Esther Guggenheim aus Altdorf feiert in Gailingen ihren 100. Geburtstag (1913)   

Altdorf AZJ 15081913.JPG (193669 Byte)Artikel in der "Allgemeinen Zeitung des Judentums" vom 15. August 1913: "Freiburg (Breisgau), 8. August (1913). Der 16. Jahresbericht des Friedrichsheims (Asyl für israelitische Sieche und arme Greise) in Gailingen ist soeben erschienen und konstatiert mit Befriedigung, dass die Entwicklung des Friedrichsheims im abgelaufenen Jahre wiederum als günstig bezeichnet werden darf. Es konnten alle an den Vorstand herangetretenen Anforderungen befriedigt werden. Der Anstalt sind neue Gönner gewonnen worden. Die Summe der regelmäßigen Mitgliedsbeiträge ist von 10.508 Mark im Vorjahr auf 11.931 Mark angewachsen. Ein seltenes Fest wurde am 14. April 1912 in der Anstalt begangen: die Insassin Esther Guggenheim von Altdorf feierte ihren 100. Geburtstag. Seine Königliche Hoheit der Großherzog ließen der Jubelgreisin eine Denkmünze und Ihre Königliche Hoheit die Großherzogin Luise gnädigst überreichen. Herr Dr. Heilbronn gratulierte in Anwesenheit der Mitglieder des Lokalvorstandes namens des Vorstandes. Eine Deputation der Gemeinde Altdorf unter Führung des Herrn Vorstehers Isaak Lang überbrachte die Glückwünsche der Heimatgemeinde. Mit einem Ständchen des Gesangvereins Eintracht fand die Feier ihren Abschluss.
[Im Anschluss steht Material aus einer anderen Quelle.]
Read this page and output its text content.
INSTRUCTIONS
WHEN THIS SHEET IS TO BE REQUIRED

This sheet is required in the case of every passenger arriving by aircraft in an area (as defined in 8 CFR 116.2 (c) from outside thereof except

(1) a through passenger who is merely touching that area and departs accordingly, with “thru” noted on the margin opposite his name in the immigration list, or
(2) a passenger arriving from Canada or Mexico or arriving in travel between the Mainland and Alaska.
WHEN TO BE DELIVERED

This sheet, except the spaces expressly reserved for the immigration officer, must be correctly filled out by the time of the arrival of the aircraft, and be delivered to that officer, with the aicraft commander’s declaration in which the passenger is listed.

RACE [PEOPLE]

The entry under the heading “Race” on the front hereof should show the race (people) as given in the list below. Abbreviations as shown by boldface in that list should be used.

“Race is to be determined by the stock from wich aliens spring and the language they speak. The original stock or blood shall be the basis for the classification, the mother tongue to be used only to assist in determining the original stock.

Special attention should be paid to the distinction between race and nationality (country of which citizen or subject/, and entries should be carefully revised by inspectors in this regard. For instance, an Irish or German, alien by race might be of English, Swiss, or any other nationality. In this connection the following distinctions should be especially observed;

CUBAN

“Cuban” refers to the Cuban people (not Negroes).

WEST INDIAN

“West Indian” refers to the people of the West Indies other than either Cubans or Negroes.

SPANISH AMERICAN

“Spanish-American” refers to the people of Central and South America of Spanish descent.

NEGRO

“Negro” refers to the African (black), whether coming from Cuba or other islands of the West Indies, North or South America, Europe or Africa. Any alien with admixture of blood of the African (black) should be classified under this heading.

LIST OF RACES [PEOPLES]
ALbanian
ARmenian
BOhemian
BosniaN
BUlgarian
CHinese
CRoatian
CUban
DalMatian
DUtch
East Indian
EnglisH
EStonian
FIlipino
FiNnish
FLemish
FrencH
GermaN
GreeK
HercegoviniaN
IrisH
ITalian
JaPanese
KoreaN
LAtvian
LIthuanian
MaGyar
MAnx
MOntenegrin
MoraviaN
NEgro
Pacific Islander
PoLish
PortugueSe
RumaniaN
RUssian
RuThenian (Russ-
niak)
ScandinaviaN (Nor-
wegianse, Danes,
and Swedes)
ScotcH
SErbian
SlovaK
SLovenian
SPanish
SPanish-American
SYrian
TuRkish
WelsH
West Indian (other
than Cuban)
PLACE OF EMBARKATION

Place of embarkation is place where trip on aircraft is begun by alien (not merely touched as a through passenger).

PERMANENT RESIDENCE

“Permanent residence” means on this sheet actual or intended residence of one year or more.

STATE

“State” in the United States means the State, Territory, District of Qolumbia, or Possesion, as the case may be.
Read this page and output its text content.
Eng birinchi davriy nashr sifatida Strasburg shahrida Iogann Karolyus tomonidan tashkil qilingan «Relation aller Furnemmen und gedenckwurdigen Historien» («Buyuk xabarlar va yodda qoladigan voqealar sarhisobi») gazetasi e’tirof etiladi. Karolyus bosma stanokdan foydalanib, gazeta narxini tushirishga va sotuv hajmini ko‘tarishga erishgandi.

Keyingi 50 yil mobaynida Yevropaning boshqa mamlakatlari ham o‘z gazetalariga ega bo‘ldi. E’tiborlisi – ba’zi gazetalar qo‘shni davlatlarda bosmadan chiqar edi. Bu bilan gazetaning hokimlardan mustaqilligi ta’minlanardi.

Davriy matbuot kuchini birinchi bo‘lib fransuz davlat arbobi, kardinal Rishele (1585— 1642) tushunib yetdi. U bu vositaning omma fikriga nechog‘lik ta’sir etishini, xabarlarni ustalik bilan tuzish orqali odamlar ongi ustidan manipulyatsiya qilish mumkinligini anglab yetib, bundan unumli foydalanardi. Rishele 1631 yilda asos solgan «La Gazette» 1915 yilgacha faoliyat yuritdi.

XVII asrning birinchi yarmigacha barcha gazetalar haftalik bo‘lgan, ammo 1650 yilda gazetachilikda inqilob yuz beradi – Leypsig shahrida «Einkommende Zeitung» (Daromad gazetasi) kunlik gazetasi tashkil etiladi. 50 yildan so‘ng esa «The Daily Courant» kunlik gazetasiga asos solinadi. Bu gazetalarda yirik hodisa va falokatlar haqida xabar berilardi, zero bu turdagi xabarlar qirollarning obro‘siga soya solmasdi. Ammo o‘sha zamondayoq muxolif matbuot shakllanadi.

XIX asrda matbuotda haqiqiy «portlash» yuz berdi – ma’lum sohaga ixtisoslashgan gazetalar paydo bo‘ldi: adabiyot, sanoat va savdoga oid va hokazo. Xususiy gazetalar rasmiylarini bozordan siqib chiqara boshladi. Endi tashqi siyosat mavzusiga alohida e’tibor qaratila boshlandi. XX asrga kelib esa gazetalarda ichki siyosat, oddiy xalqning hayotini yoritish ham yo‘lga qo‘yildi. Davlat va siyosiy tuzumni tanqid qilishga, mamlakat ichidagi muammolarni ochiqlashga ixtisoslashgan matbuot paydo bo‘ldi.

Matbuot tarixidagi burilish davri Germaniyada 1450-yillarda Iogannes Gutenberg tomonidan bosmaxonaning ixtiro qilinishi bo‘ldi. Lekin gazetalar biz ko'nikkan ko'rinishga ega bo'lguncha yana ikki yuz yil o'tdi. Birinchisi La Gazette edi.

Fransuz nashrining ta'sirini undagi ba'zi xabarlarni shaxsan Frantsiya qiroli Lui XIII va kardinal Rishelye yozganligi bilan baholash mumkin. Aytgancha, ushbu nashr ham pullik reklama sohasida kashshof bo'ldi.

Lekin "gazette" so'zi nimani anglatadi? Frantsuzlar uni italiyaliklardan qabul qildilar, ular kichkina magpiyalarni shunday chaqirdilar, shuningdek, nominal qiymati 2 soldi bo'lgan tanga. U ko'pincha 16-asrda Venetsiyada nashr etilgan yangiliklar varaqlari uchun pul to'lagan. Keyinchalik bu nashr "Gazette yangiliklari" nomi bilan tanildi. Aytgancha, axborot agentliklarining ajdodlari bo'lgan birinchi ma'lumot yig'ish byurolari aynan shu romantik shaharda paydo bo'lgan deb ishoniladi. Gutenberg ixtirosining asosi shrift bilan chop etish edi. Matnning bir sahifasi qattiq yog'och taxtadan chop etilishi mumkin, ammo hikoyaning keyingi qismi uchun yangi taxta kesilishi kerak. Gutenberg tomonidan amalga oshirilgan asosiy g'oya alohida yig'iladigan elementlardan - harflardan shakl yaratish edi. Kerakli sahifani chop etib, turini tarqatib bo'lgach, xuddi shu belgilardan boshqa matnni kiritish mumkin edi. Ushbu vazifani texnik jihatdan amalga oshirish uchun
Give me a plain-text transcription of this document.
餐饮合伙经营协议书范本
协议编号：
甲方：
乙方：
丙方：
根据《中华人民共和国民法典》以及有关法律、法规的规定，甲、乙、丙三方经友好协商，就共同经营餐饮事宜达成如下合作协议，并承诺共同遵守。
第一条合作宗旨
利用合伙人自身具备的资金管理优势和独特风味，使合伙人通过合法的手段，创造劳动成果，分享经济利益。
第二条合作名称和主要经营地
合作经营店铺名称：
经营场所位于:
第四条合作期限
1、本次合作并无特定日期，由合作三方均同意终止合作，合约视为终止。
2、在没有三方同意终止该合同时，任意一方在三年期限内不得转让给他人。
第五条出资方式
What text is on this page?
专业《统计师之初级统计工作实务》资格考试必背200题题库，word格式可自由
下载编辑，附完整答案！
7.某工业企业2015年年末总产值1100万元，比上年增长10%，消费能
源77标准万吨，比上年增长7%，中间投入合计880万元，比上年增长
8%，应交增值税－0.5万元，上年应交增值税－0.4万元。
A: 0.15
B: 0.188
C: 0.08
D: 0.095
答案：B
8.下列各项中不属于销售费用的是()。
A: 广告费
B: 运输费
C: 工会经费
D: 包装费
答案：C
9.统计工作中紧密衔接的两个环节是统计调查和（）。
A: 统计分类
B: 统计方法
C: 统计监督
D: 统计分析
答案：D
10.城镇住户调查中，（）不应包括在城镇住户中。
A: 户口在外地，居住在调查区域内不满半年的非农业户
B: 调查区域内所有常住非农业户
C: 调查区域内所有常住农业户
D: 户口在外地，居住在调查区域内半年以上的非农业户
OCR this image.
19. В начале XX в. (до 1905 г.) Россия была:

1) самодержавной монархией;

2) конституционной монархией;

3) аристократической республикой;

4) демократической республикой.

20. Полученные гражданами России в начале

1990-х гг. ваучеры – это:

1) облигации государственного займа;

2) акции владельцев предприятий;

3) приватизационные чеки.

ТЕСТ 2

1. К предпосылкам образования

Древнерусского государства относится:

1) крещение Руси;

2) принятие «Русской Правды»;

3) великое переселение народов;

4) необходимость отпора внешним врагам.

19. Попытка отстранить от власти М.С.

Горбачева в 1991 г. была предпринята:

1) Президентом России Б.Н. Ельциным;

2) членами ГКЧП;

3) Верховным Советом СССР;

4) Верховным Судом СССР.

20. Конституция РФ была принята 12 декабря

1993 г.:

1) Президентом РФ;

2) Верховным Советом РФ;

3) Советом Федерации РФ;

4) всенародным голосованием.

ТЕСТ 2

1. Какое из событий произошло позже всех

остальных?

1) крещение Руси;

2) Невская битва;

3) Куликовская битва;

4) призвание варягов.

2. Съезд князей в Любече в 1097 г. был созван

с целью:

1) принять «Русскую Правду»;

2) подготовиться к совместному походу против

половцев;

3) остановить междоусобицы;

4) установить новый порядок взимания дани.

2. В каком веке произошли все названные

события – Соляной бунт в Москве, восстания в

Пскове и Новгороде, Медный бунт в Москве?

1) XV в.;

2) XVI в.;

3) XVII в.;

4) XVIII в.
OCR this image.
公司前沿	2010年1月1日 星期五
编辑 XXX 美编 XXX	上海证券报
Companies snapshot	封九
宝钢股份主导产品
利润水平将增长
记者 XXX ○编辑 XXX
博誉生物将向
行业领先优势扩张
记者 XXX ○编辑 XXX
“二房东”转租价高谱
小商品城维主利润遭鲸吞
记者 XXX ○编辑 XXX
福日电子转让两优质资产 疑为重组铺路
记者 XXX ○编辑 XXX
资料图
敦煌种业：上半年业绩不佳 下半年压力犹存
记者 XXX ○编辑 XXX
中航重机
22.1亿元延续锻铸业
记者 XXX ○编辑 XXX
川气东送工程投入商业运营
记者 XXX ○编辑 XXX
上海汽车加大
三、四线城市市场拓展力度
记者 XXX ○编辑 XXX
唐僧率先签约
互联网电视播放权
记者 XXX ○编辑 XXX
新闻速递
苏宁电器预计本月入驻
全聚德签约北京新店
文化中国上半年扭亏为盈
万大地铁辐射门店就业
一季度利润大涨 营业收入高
Die Greisin erfreut sich nicht nur großer körperlicher Rüstigkeit, sondern auch geradezu bewundernswerter geistiger Frische und Regsamkeit; ihr Gedächtnis hat nicht Not gelitten, sie hat sich ein lebhaftes Interesse für ihre Freunde und Bekannten, insbesondere auch für ihren Heimatort Altdorf bewahrt. In der am 6. Juni 1912 zu Gailingen stattgehabten satzungsgemäßen Generalversammlung wurden die ausscheidenden Mitglieder des Gesamtvorstandes wiedergewählt. An Stelle des nach Heilbronn verzogenen Herrn Hermann Brunner von Adelsheim wurde Herr Vorsteher und Bezirksältester Karl Reis in Sennfeld gewählt. Die seit der letzten Generalversammlung vom Vorstand vorgenommenen Ersatzwahlen wurden bestätigt. Die vom Vorstand vorgeschlagene Änderung einiger Bestimmungen der Satzungen wurde von der Generalversammlung genehmigt. Anlässlich der Generalversammlung fand eine eingehende Besichtigung der Anstalt statt. Sämtliche Anwesende waren von dem tadellosen Stand der Anstalt voll befriedigt. Der Bericht verzeichnet mit Dank die Namen der Spender, die in hochherziger Weise im verflossenen Jahre der Anstalt Gaben zugewiesen haben."      
 
Altdorf Gailingen Dok 018.jpg (185761 Byte)Ergänzung: die in obigem Bericht genannte Esther Guggenheim ist am 16. Oktober 1913 im Friedrichsheim in Gailingen gestorben und auf dem dortigen Friedhof beigesetzt worden. Links eine Seite aus dem Band 2 des Memorbuches von Naftali Bar-Giora Bamberger: "Der jüdische Friedhof in Gailingen" 1994 S. 335. Abgebildet ist eine Seite aus dem Sterberegister der Gemeinde  Guggenheim, auf dem der Tod der 101 Jahre alten Ester Guggenheim(er) bestätigt wird. Über die Herkunft von Esther Guggenheim geb. Weil steht: "geboren zu Kippenheim, Witwe, Tochter der verstorbenen, zuletzt in Altdorf wohnhaften Eheleute des Handelsmannes Raphael Weil und Merla geborene Bloch" (Bamberger liest: Sack). Abgebildet ist auch der Grabstein von Esther Guggenheim im jüdischen Friedhof in Gailingen mit einer Wiedergabe und Übersetzung der Grabsteininschrift. Vgl. Ortssippenbuch Altdorf von Albert Köbele und Hans Scheer. 1976. S. 620. 

    
    
Anzeigen jüdischer Gewerbebetriebe und Privatpersonen 

Anzeigen des Bäckermeisters Abraham Löwenstein (1901 / 1902 / 1903 / 1905)  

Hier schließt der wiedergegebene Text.